SCOTLAND’S universities must “redouble their efforts” on widening access, the Westminster government’s social mobility tsar has warned.
Speaking in Glasgow yesterday, the former Labour minister Alan Milburn, now chairman of the Social Mobility and Child Poverty Commission, said there was a “very long way to go” before higher education was representative of wider society.
In a speech at Springburn Academy, he said: “Today, the most advantaged 20 per cent of young people are still seven times more likely to attend university as the 40 per cent most disadvantaged.
“Scotland has the lowest levels of the poorest students at university in the UK. Barely 27 per cent of students in 2011-12 were from working class backgrounds. That rate has decreased over the last ten years, so we can’t assume the problem will get better.

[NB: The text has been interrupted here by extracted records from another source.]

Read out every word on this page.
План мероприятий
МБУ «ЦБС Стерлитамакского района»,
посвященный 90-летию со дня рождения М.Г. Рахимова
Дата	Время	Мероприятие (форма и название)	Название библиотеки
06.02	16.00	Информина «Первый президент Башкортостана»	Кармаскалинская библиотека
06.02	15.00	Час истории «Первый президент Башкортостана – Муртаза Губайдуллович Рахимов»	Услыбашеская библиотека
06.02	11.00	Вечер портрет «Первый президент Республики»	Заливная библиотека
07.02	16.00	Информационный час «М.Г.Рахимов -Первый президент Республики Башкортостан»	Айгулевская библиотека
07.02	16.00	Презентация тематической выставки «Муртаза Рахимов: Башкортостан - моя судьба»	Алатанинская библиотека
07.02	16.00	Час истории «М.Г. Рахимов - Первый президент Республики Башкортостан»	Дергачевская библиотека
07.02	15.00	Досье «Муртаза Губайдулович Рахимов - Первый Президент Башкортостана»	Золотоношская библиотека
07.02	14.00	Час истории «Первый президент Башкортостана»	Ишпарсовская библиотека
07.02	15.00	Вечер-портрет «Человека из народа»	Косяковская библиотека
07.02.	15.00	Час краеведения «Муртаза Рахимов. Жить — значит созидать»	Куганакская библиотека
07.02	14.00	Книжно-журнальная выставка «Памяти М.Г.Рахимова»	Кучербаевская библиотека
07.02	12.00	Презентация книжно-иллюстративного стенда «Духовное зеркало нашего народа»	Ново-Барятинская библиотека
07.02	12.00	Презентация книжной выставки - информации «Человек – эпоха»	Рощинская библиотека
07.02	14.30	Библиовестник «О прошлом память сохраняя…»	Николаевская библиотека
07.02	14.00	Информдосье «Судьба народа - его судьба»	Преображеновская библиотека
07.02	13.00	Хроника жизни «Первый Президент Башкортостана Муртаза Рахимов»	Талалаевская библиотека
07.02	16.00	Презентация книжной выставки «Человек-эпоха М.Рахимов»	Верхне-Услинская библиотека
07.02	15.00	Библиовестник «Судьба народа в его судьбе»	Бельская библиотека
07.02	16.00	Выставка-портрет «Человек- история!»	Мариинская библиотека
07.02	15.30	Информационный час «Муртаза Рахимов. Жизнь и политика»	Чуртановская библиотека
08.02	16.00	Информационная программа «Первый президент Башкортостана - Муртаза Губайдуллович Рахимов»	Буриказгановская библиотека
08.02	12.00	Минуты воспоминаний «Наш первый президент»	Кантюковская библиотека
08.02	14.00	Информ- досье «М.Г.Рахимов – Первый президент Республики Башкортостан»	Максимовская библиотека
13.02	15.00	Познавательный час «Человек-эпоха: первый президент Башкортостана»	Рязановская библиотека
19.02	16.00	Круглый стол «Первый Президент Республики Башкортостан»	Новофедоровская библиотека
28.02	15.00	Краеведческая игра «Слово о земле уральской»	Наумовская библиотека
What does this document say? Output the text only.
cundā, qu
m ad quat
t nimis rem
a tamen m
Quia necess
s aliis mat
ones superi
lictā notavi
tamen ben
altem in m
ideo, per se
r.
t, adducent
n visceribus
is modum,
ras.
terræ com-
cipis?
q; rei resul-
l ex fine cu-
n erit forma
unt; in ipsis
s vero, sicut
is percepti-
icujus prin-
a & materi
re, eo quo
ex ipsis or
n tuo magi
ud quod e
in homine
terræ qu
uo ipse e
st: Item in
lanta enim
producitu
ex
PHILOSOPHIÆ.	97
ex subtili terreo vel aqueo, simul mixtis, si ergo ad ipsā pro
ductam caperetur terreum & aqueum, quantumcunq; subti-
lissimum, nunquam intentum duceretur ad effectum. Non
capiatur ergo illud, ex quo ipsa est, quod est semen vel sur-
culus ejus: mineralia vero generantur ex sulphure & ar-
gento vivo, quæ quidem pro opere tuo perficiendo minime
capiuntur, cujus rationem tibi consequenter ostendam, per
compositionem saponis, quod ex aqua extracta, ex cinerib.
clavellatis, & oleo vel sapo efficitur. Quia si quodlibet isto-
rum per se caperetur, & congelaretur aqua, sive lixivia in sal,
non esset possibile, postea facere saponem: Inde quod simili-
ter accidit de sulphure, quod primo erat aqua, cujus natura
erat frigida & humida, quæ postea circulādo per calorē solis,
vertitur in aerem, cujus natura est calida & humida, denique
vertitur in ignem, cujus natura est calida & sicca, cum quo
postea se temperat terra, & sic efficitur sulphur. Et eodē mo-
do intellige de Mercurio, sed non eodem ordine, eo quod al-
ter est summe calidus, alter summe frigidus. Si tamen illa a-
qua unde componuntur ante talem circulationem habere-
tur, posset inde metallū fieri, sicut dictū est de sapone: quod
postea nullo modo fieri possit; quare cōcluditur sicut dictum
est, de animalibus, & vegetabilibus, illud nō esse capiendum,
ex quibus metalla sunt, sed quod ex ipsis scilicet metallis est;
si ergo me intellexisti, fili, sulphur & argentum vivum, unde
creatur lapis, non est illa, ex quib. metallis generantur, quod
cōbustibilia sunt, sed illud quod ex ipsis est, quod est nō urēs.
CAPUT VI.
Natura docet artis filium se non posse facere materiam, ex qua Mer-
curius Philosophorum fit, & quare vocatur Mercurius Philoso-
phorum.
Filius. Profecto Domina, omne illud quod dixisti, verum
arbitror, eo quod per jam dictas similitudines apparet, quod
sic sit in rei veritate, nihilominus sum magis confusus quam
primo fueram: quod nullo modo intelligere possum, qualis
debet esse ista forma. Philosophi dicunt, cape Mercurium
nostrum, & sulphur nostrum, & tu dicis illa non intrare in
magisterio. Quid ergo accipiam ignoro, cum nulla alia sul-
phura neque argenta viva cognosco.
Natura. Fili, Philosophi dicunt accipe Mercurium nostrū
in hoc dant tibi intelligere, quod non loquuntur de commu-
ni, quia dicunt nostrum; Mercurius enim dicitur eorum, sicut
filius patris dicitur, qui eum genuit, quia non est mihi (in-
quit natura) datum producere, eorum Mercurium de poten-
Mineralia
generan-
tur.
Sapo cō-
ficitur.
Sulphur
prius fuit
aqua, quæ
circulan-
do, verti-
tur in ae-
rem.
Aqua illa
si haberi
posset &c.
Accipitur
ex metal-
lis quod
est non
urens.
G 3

“As a consequence, universities will need to redouble their efforts to ensure they are genuinely open to all those with talent and potential.
“Collectively, universities are spending hundreds of millions of pounds on outreach activity, often in schools, aimed at widening participation. That money needs to be better spent on proven initiatives that get more working-class children into university. And universities need to examine their admissions processes so that they admit those with the biggest potential as well as those with the best grades.”
Mr Milburn welcomed the use of contextual admissions, under which universities take into account an applicant’s background, rather than just their exam grades.